Dr. Faltas may already be a familiar face and name because he completed his Hematology and Medical Oncology Fellowship here at Weill Cornell Medicine and NewYork-Presbyterian Hospital in 2015. Additionally, he recently finished a one-year research fellowship in the laboratory of Dr. Mark A. Rubin and the Institute for Precision Medicine.

As part of the Genitourinary Oncology Program, Dr. Faltas will focus his research on urothelial carcinoma, the most common type of bladder cancer, and specifically on genetic mutations and drug-resistance. He has presented groundbreaking work on genomic alterations before and after chemotherapy and the potential clinical implications. He will also be building upon his prior research examining how patients with bladder cancer respond to immunotherapies.

He has already received numerous research awards for his work, is a member of the Bladder Cancer Advocacy Network, and we are very excited to officially welcome Dr. Faltas to the GU team!

What’s Next for Cutting-Edge Bladder Cancer Treatment?

AN UPDATE ON ATEZOLIZUMAB, AN IMMUNOTHERAPY

Dr. David Nanus, Chief of Hematology and Medical Oncology at Weill Cornell Medicine and NewYork-Prebysterian Hospital and genitourinary (GU) cancer expert, sat down with OncLive TV to discuss future research efforts and next steps for a new immunotherapy drug for patients with bladder cancer. This drug, atezolizumab (brand name Tecentriq), is the first new drug that has been FDA-approved for urothelial carcinoma – the most common type of bladder cancer – in over two decades.

Atezolizumab works by detecting a specific protein (PD-L1) on the surface of tumor cells, allowing the body’s immune system to recognize the cancer and attack it. Ongoing research on this treatment has revealed some complexities that have left physicians and researchers with questions ripe for scientific exploration, especially since this is a newer drug lacking long-term clinical data.

Two important questions remain regarding atezolizumab:

1. Are there biomarkers we can use for this drug?
2. For how long should this drug be administered?

The first question involves “biomarkers” or “biological markers,” indicators in the body that can be measured or tracked. In cancer treatment, oncologists use different biomarkers to glean information about a patient’s diagnosis and prognosis, as well as to monitor treatment effectiveness. Biomarkers can also offer information about safety of a treatment and signal which patients will benefit most from a certain drug. Currently, we do not yet have any biomarkers to predict whether atezolizumab will work. In a recent interview with OncLive TV, Dr. Nanus explains this uncertainty by saying, “There is not going to be one simple biomarker that is going to say to treat or not treat, so that is the unanswered question.”

The second question pertains to duration of treatment.

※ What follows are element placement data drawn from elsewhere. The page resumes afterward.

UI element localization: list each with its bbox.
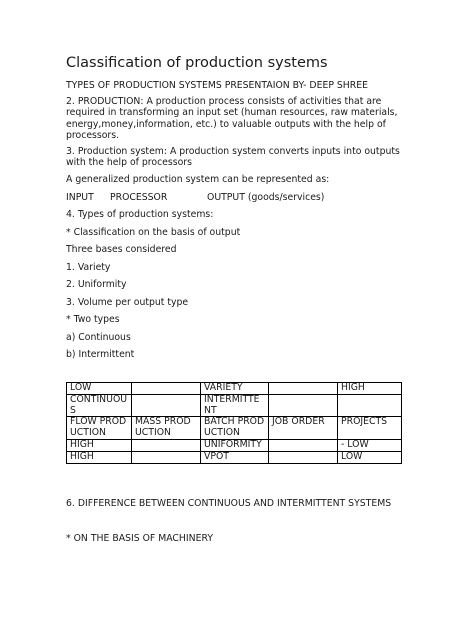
table-cell: UNIFORMITY [201, 439, 269, 451]
table-row [67, 383, 402, 395]
table-cell: FLOW PRODUCTION [67, 417, 132, 440]
table-cell: VPOT [201, 451, 269, 463]
table-cell: PROJECTS [338, 417, 402, 440]
table-cell [338, 394, 402, 417]
document-title: Classification of production systems [66, 55, 328, 71]
table-cell [269, 394, 338, 417]
table-cell [269, 383, 338, 395]
output-label: OUTPUT (goods/services) [207, 192, 325, 203]
table-cell [132, 394, 201, 417]
uniformity-item: 2. Uniformity [66, 279, 127, 290]
intermittent-item: b) Intermittent [66, 349, 135, 360]
types-heading: TYPES OF PRODUCTION SYSTEMS PRESENTAION BY- DEEP SHREE [66, 80, 368, 91]
classification-line: * Classification on the basis of output [66, 227, 241, 238]
generalized-line: A generalized production system can be represented as: [66, 174, 330, 185]
table-cell: LOW [338, 451, 402, 463]
difference-heading: 6. DIFFERENCE BETWEEN CONTINUOUS AND INTERMITTENT SYSTEMS [66, 498, 392, 509]
table-cell [269, 439, 338, 451]
system-definition: 3. Production system: A production system converts inputs into outputs with the help of processors [66, 146, 400, 169]
table-cell: LOW [67, 383, 132, 395]
table-cell: CONTINUOUS [67, 394, 132, 417]
processor-label: PROCESSOR [110, 192, 168, 203]
variety-item: 1. Variety [66, 262, 111, 273]
table-cell [132, 439, 201, 451]
table-cell: JOB ORDER [269, 417, 338, 440]
three-bases-line: Three bases considered [66, 244, 177, 255]
volume-item: 3. Volume per output type [66, 297, 189, 308]
two-types-line: * Two types [66, 314, 120, 325]
table-cell [132, 383, 201, 395]
table-row [67, 394, 402, 417]
production-definition: 2. PRODUCTION: A production process consists of activities that are required in transforming an input set (human resources, raw materials, energy,money,information, etc.) to valuable outputs with the help of processors. [66, 96, 398, 142]
table-cell: HIGH [67, 451, 132, 463]
table-cell: - LOW [338, 439, 402, 451]
types-line: 4. Types of production systems: [66, 209, 214, 220]
input-label: INPUT [66, 192, 94, 203]
table-cell: MASS PRODUCTION [132, 417, 201, 440]
continuous-item: a) Continuous [66, 332, 131, 343]
table-row [67, 417, 402, 440]
classification-table [66, 382, 402, 464]
table-row [67, 439, 402, 451]
table-cell: HIGH [67, 439, 132, 451]
table-cell [269, 451, 338, 463]
table-cell: BATCH PRODUCTION [201, 417, 269, 440]
io-line [66, 192, 410, 203]
table-row [67, 451, 402, 463]
table-cell: VARIETY [201, 383, 269, 395]
machinery-line: * ON THE BASIS OF MACHINERY [66, 533, 214, 544]
table-cell: INTERMITTENT [201, 394, 269, 417]
table-cell [132, 451, 201, 463]
table-cell: HIGH [338, 383, 402, 395]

Researchers and physicians are still working to find out when atezolizumab can be safely stopped without losing its benefit, and if the drug can be re-administered in the case of cancer recurrence or relapse. The “right” length of treatment is also linked with cost-effectiveness and accessibility for all patients in need since this drug is very expensive.

These questions are global issues that pertain to many new and emerging cancer treatments, especially immunotherapies that leverage the body’s own immune system to fight the tumors. Immunotherapies are drastically changing the way many cancers are treated, but we still have much more to learn. It is only with time and additional research that we will find the answers to both of these questions.